Effects of visual terminal feedback on hand dexterity in relation to visuospatial ability in subacute stroke: a preliminary study

Abstract

Hand dexterity impairments in patients with stroke reduce activities of daily living (ADL) and quality of life. Visuospatial ability is associated with motor learning, but this has not previously been reported in patients with subacute stroke. We aimed to investigate whether visual terminal feedback (FB) affected motor learning of hand dexterity and the relationship among visuospatial ability. Overall, 17 subacute stroke patients (age: 66.1 ± 13.8 years) with mild upper limb motor impairment were included. The experimental task was the grasping force control task. The visuospatial task was the Rey-Osterrieth Complex Figure Test (ROCFT). The experimental protocol was conducted in 2 consecutive days: day 1 consisted of a pre-test (PRE), practice, and short-term retention test (SRT), and day 2 consisted of a long-term retention test (LRT) and the ROCFT. Grasping errors were significantly decreased in the SRT and LRT than in the PRE. Furthermore, ROCFT scores (copy and recall) and LRT grasping errors were moderately negatively correlated (ρ = -0.51 and - 0.53). In conclusion, visuospatial ability is an important factor associated with motor learning in subacute stroke patients. Future studies should use visual terminal FB, and training programs for visuospatial ability should be considered in stroke rehabilitation.

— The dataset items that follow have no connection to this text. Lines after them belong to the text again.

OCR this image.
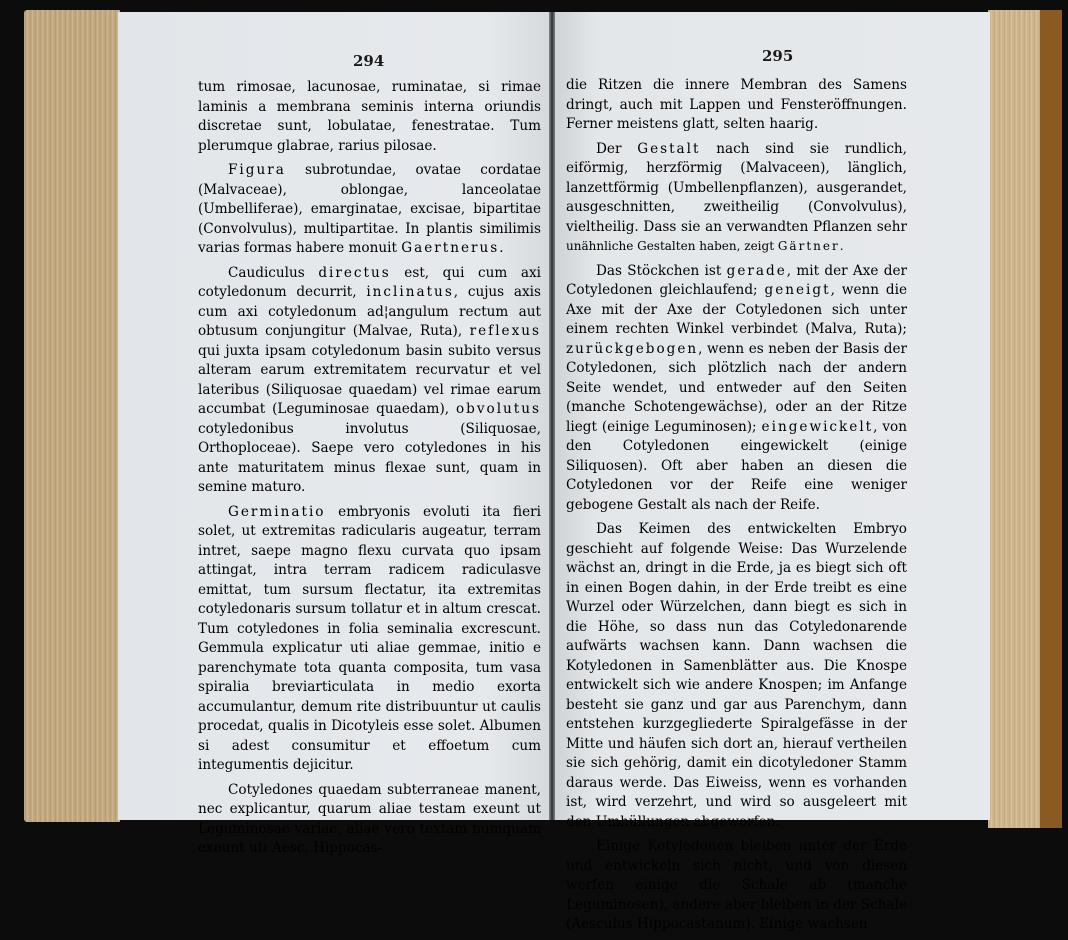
294	295

tum rimosae, lacunosae, ruminatae, si rimae laminis a membrana seminis interna oriundis discretae sunt, lobulatae, fenestratae. Tum plerumque glabrae, rarius pilosae.

Figura subrotundae, ovatae cordatae (Malvaceae), oblongae, lanceolatae (Umbelliferae), emarginatae, excisae, bipartitae (Convolvulus), multipartitae. In plantis similimis varias formas habere monuit Gaertnerus.

Caudiculus directus est, qui cum axi cotyledonum decurrit, inclinatus, cujus axis cum axi cotyledonum ad¦angulum rectum aut obtusum conjungitur (Malvae, Ruta), reflexus qui juxta ipsam cotyledonum basin subito versus alteram earum extremitatem recurvatur et vel lateribus (Siliquosae quaedam) vel rimae earum accumbat (Leguminosae quaedam), obvolutus cotyledonibus involutus (Siliquosae, Orthoploceae). Saepe vero cotyledones in his ante maturitatem minus flexae sunt, quam in semine maturo.

Germinatio embryonis evoluti ita fieri solet, ut extremitas radicularis augeatur, terram intret, saepe magno flexu curvata quo ipsam attingat, intra terram radicem radiculasve emittat, tum sursum flectatur, ita extremitas cotyledonaris sursum tollatur et in altum crescat. Tum cotyledones in folia seminalia excrescunt. Gemmula explicatur uti aliae gemmae, initio e parenchymate tota quanta composita, tum vasa spiralia breviarticulata in medio exorta accumulantur, demum rite distribuuntur ut caulis procedat, qualis in Dicotyleis esse solet. Albumen si adest consumitur et effoetum cum integumentis dejicitur.

Cotyledones quaedam subterraneae manent, nec explicantur, quarum aliae testam exeunt ut Leguminosae variae, aliae vero textam numquam exeunt uti Aesc. Hippocas-

die Ritzen die innere Membran des Samens dringt, auch mit Lappen und Fensteröffnungen. Ferner meistens glatt, selten haarig.

Der Gestalt nach sind sie rundlich, eiförmig, herzförmig (Malvaceen), länglich, lanzettförmig (Umbellenpflanzen), ausgerandet, ausgeschnitten, zweitheilig (Convolvulus), vieltheilig. Dass sie an verwandten Pflanzen sehr unähnliche Gestalten haben, zeigt Gärtner.

Das Stöckchen ist gerade, mit der Axe der Cotyledonen gleichlaufend; geneigt, wenn die Axe mit der Axe der Cotyledonen sich unter einem rechten Winkel verbindet (Malva, Ruta); zurückgebogen, wenn es neben der Basis der Cotyledonen, sich plötzlich nach der andern Seite wendet, und entweder auf den Seiten (manche Schotengewächse), oder an der Ritze liegt (einige Leguminosen); eingewickelt, von den Cotyledonen eingewickelt (einige Siliquosen). Oft aber haben an diesen die Cotyledonen vor der Reife eine weniger gebogene Gestalt als nach der Reife.

Das Keimen des entwickelten Embryo geschieht auf folgende Weise: Das Wurzelende wächst an, dringt in die Erde, ja es biegt sich oft in einen Bogen dahin, in der Erde treibt es eine Wurzel oder Würzelchen, dann biegt es sich in die Höhe, so dass nun das Cotyledonarende aufwärts wachsen kann. Dann wachsen die Kotyledonen in Samenblätter aus. Die Knospe entwickelt sich wie andere Knospen; im Anfange besteht sie ganz und gar aus Parenchym, dann entstehen kurzgegliederte Spiralgefässe in der Mitte und häufen sich dort an, hierauf vertheilen sie sich gehörig, damit ein dicotyledoner Stamm daraus werde. Das Eiweiss, wenn es vorhanden ist, wird verzehrt, und wird so ausgeleert mit den Umhüllungen abgeworfen.

Einige Kotyledonen bleiben unter der Erde und entwickeln sich nicht, und von diesen werfen einige die Schale ab (manche Leguminosen), andere aber bleiben in der Schale (Aesculus Hippocastanum). Einige wachsen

Keywords: Augmented feedback; Grasping force adjustment ability; Motor learning; Stroke; Task-specific training; Visuospatial ability.

Fig. 1

Progress of the participants through the experiment. Two participants have dropped out of the study, and 17 participants are included in the final analysis.

Fig. 2

Change in ability to adjust grasping force. (a) Results of grasping errors. The center line shows the median value. Whiskers indicate values below 1.5 times the interquartile range (IQR) above the first quartile and up to 1.5 times the IQR above the third quartile; data beyond this are shown as outliers, indicated by black points. Abbreviations: PRE, pre-test; SRT, short-term retention test; LRT, long-term retention test. (b) Results of grasping errors in each practice block. Abbreviations: B1–B5, Block 1–5.

Fig. 3

Correlation of test performance with motor function and visuospatial function. Values in tiles indicate Spearman rank correlation coefficients. Combinations showing significant correlations are color coded, with Spearman’s rank correlation coefficients close to 1 shown in red and those close to −1 shown in blue. Combinations that do not show significant correlations are shown in white. Abbreviations: PRE, pre-test; SRT, short-term retention test; LRT, long-term retention test; FMUE, Fugl–Meyer assessment for upper extremity; ARAT, Action research arm test; Copy, copy score; ORG, organization score; Recall, 3-min delayed-recall score.

Fig. 4

Experimental equipment and experimental environments. (a) Grasping device (right) and control box (left). We can quantitatively assess the participant’s grasping force in the range of 0–0.5 kg. (b) Feedback during the experimental task. Participants receive feedback on how accurately they adjusted the measured grasping force (red line) relative to the target grasping force (blue line).

Fig. 5

Experimental task. The target grasping force is shown in blue solid line.

Fig. 6

Experimental schedule. The participants perform the pre-test (PRE), practice test, and short-term retention test (SRT) on day 1 and the long-term retention test (LRT) and Rey–Osterrieth Complex Figure Test (ROCFT) on day 2. One block consists of three trials, with one block for each of the three tests (PRE, SRT, and LRT) and five blocks (B1 to B5) for the practice test. SRT is conducted 5 min after completion of the last trial of the practice test, and LRT is conducted 24 h after the SRT.